Ahhh bonjour ma petite tasse! Regardez-vous ma blog post de Paris Fashion Week! As you can tell, I’m basically fluent in French, it’s one of my many talents. For those not as clever as me at French, here’s a round-up of the sartorial offerings from Paris Fashion Week.
STOP. BALMAIN TIME! An 80s wipe-clean wonderland, Balmain was every theatrical tin-foil fashion hope and more, we have Balmain in at my work all the time, can’t wait to try and shoe-horn myself into the amazing waistcoat outfit on the right, rip it, and be evicted because I can’t pay for it. ASPIRATIONAL!
Alexander Wang’s much anticipated first collection since his controversial appointment at Balenciaga. And it wasn’t horrible. It’s still very much Wang-esque (not a word I’ll use again, promise) but with undeniable Christobal influence. I liked it, it’s a nice return to the classic, clean Balenciaga, rather than the ultra modernism Ghesquiere brought with his metal leggings/Egyptofunk/riding hats etc, which I loved, but I don’t think Wang could have followed on from or replicated in the same vein without it looking like some kind of shit Project Runway ~modernism~ challenge.
I know leather panelling has been done over and over and over, but I want this, all of this, and variations of this, forever.
Really enjoying the Brave New World/Handmaid’s Tale minimal ~dystopian sexuality~ here, and how could I not love the wimple. I’m all about a wimple. I’m not ususally a huge fan of Mugler, but the simplicity, and the murky blue with crisp white, speaks to my inner future gimp.
Each season Givenchy is usually my go-to, but the disparity between the menswear (99% of the time, amazing) and the womenswear (67% of the time, amazing) starts to show more and more. I love the floral leather biker and the quilted bomber, super, but the random sequinned arm? The cheap ill-fitting mesh? The shiny polka-dots? This both confuses and upsets me.
These are my dream outfits until I’m thin enough to slip under my office door, rather than walking through it. Probably not very practical day to day (getting closed in bus doors, dropping Tesco Value lasagne down yourself, cycling – all trials I face daily) but commanding and beautiful all the same. I do miss the structured, body-con Pugh of olde, but a shift in silhouette hasn’t lost the dark drama he’s built his brand on.

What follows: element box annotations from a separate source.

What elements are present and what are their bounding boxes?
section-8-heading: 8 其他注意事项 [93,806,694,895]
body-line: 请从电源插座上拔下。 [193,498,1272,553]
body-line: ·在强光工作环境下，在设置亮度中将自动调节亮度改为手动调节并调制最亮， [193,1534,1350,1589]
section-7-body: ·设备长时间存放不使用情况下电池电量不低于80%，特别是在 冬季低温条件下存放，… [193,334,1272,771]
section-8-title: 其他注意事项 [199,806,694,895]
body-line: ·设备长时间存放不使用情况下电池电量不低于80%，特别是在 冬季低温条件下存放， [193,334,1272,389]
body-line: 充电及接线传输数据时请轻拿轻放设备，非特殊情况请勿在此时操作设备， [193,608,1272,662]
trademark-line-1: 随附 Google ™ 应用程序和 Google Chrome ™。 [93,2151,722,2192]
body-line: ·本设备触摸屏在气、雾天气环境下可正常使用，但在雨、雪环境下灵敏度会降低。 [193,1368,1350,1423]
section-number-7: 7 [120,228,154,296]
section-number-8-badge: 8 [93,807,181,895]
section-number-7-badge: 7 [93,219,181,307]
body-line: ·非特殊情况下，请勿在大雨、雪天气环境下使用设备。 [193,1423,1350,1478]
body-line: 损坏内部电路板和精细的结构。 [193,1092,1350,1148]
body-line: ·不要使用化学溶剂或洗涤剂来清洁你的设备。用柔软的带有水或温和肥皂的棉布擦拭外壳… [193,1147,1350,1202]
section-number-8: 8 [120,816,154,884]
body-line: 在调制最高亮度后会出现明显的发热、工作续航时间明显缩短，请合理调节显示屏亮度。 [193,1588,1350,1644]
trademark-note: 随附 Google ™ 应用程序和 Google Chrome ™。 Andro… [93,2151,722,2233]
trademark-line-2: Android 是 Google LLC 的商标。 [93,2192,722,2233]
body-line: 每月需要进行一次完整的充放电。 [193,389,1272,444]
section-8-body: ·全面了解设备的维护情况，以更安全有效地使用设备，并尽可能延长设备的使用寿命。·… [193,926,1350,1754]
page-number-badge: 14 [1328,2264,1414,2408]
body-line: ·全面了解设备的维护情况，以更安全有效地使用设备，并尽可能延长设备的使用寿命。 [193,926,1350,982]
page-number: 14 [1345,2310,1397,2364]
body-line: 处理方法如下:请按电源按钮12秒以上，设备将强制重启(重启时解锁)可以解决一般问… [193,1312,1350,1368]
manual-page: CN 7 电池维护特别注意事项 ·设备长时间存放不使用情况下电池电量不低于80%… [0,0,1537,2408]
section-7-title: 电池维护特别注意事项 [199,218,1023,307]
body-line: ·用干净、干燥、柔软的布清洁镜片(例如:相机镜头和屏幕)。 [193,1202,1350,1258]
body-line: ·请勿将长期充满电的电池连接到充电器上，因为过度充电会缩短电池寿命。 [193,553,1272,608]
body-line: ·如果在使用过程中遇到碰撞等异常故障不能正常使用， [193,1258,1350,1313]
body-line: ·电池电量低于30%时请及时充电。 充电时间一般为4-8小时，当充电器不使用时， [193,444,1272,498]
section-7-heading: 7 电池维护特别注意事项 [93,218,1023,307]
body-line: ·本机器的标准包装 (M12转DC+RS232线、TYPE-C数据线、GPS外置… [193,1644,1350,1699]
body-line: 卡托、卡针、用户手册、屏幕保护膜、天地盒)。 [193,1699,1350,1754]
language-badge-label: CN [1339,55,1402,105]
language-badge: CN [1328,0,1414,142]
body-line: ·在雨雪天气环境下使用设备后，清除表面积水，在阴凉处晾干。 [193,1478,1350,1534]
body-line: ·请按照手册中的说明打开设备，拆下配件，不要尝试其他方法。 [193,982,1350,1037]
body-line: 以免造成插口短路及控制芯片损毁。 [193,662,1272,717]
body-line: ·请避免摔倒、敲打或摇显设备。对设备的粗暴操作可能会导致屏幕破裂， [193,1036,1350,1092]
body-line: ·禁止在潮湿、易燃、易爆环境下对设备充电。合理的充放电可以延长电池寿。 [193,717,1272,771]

I’m not ususally a fan of Valentino, not nearly enough black, leather or androgyny for me, but this china plate-esque collection has reminded me that I AM A GIRL, HERE ME SQUEAL!
Do you feel dizzy? Disorientated? It might be to do with Yves Saint Laurent spinning so hard in his grave that the Earth is turning faster than usual. #SOFTGRUNGELAURENT HAS STRUCK AGAIN. Hedi’s latest collection (and we know how much I enjoyed his last menswear offering) has been met with a resounding NON from critics, and rightly so. His access to the Topshop throw-out must be STOPPED.
This season marks Claire Wright Keller’s fourth at the helm of Chloe, and it’s definitely her best yet. Probably my favourite collection from Paris, simple and minimal with great tailoring and a perfect colour palette.
Who invented the tartan laundry bag? Has anyone got his email? He’s definitely been ripped off at Celine. Blatant plagiarism aside, Celine was it’s usual super self, a really nice palette and pleasing oversized yet tailored shapes (so excited to put on 15 stone before winter and be able to shop at Celine rather than Millets!).
For years prints had been firmly a feminine fashion feature, with particular prevalence on the catwalk over the last few seasons, with men’s prints only getting as exciting as “wacky” office ties, your grandad’s pyjamas, and the Casette Playa-esque/probable sex offender Timmy Mallet.
But for SS13, there must have been something in the air as a slew of collections led to men’s prints taking on a life of their own Paris, London, Milan and New York fashion weeks. From sharp geometric shapes at Fendi, to soft florals at Christopher Kane and even..er…whales at Thom Browne.